The overall crime recorded by police forces in England and Wales dropped to 3.9 million offences in the year to June, a third lower than in 2002/3, figures from the Office for National Statistics (ONS) showed.
Overall crime against adults was also down, falling 6% in the last year, but "after a period of little change the underlying trend remains fairly flat", separate data from the Crime Survey of England and Wales (CSEW) showed.
Crime fell across all headline offences recorded by police in the year to June, the ONS said.
Violence against the person was down 6%, homicide down 14% and attempted murder down 12%, the figures showed.
Meanwhile, levels of violent crime estimated by the CSEW showed no statistically significant change in the year ending June 2012 compared with the previous year.
Estimates of violent crime are now around half the level seen in 1995, the survey showed.
Crime Prevention Minister Jeremy Browne said: "Crime is falling. I want people to be safe and secure and this is very welcome news.
"Today's figures indicate you have the lowest chance of being a victim of crime since the survey began in 1981."
Police reform was working, he said, adding that it showed "how the police are deployed, rather than their absolute numbers, is what is key to cutting crime".

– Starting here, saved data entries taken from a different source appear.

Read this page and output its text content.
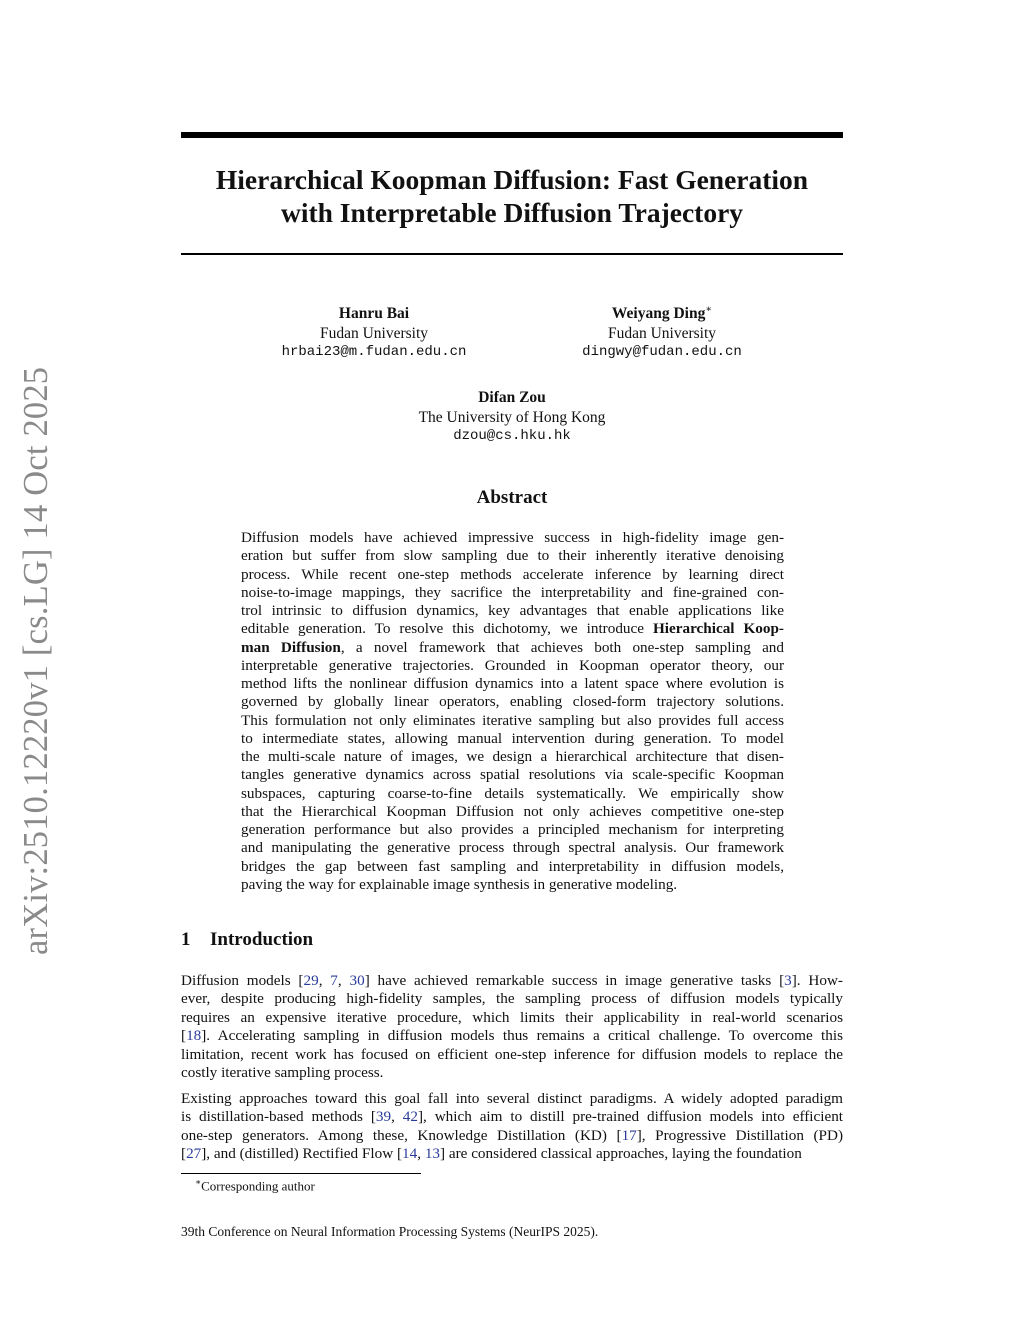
arXiv:2510.12220v1 [cs.LG] 14 Oct 2025
Hierarchical Koopman Diffusion: Fast Generation
with Interpretable Diffusion Trajectory
Hanru Bai
Fudan University
hrbai23@m.fudan.edu.cn
Weiyang Ding∗
Fudan University
dingwy@fudan.edu.cn
Difan Zou
The University of Hong Kong
dzou@cs.hku.hk
Abstract
Diffusion models have achieved impressive success in high-fidelity image gen-
eration but suffer from slow sampling due to their inherently iterative denoising
process. While recent one-step methods accelerate inference by learning direct
noise-to-image mappings, they sacrifice the interpretability and fine-grained con-
trol intrinsic to diffusion dynamics, key advantages that enable applications like
editable generation. To resolve this dichotomy, we introduce Hierarchical Koop-
man Diffusion, a novel framework that achieves both one-step sampling and
interpretable generative trajectories. Grounded in Koopman operator theory, our
method lifts the nonlinear diffusion dynamics into a latent space where evolution is
governed by globally linear operators, enabling closed-form trajectory solutions.
This formulation not only eliminates iterative sampling but also provides full access
to intermediate states, allowing manual intervention during generation. To model
the multi-scale nature of images, we design a hierarchical architecture that disen-
tangles generative dynamics across spatial resolutions via scale-specific Koopman
subspaces, capturing coarse-to-fine details systematically. We empirically show
that the Hierarchical Koopman Diffusion not only achieves competitive one-step
generation performance but also provides a principled mechanism for interpreting
and manipulating the generative process through spectral analysis. Our framework
bridges the gap between fast sampling and interpretability in diffusion models,
paving the way for explainable image synthesis in generative modeling.
1 Introduction
Diffusion models [29, 7, 30] have achieved remarkable success in image generative tasks [3]. How-
ever, despite producing high-fidelity samples, the sampling process of diffusion models typically
requires an expensive iterative procedure, which limits their applicability in real-world scenarios
[18]. Accelerating sampling in diffusion models thus remains a critical challenge. To overcome this
limitation, recent work has focused on efficient one-step inference for diffusion models to replace the
costly iterative sampling process.
Existing approaches toward this goal fall into several distinct paradigms. A widely adopted paradigm
is distillation-based methods [39, 42], which aim to distill pre-trained diffusion models into efficient
one-step generators. Among these, Knowledge Distillation (KD) [17], Progressive Distillation (PD)
[27], and (distilled) Rectified Flow [14, 13] are considered classical approaches, laying the foundation
∗Corresponding author
39th Conference on Neural Information Processing Systems (NeurIPS 2025).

Deputy Chief Constable Douglas Paxton, of the Association of Chief Police Officers (Acpo), said: "These overall crime reductions have been achieved at a time when forces are facing significant cash savings.
"The service remains determined to continue to build on the good work reflected in these publications and the results are a credit to those officers and staff who have faced the challenge of major efficiencies while continuing to tackle crime in our communities."
But pick-pocketing, referred to as theft from the person, continued to rise and was up 6% over the last year, the police recorded crime figures showed.
Labour's shadow policing minister David Hanson said: "Any fall in overall crime is welcome, but I'm sure the Government would agree that crime remains too high.
"We need to ensure everything is being done to tackle crime to follow the fall in crime of over 40% that Labour achieved.
"Cutting 15,000 police officers from across the country shows the Government are simply not doing everything they can."
Javed Khan, chief executive of Victim Support, said: "Crime has been falling for 20 years now.
"We welcome this of course, but we know from the thousands of victims we've helped in the last month alone that crime is a real problem for a lot of people.
"A fall in crime isn't grounds for complacency. Many victims still need help to cope and recover after a crime has taken place."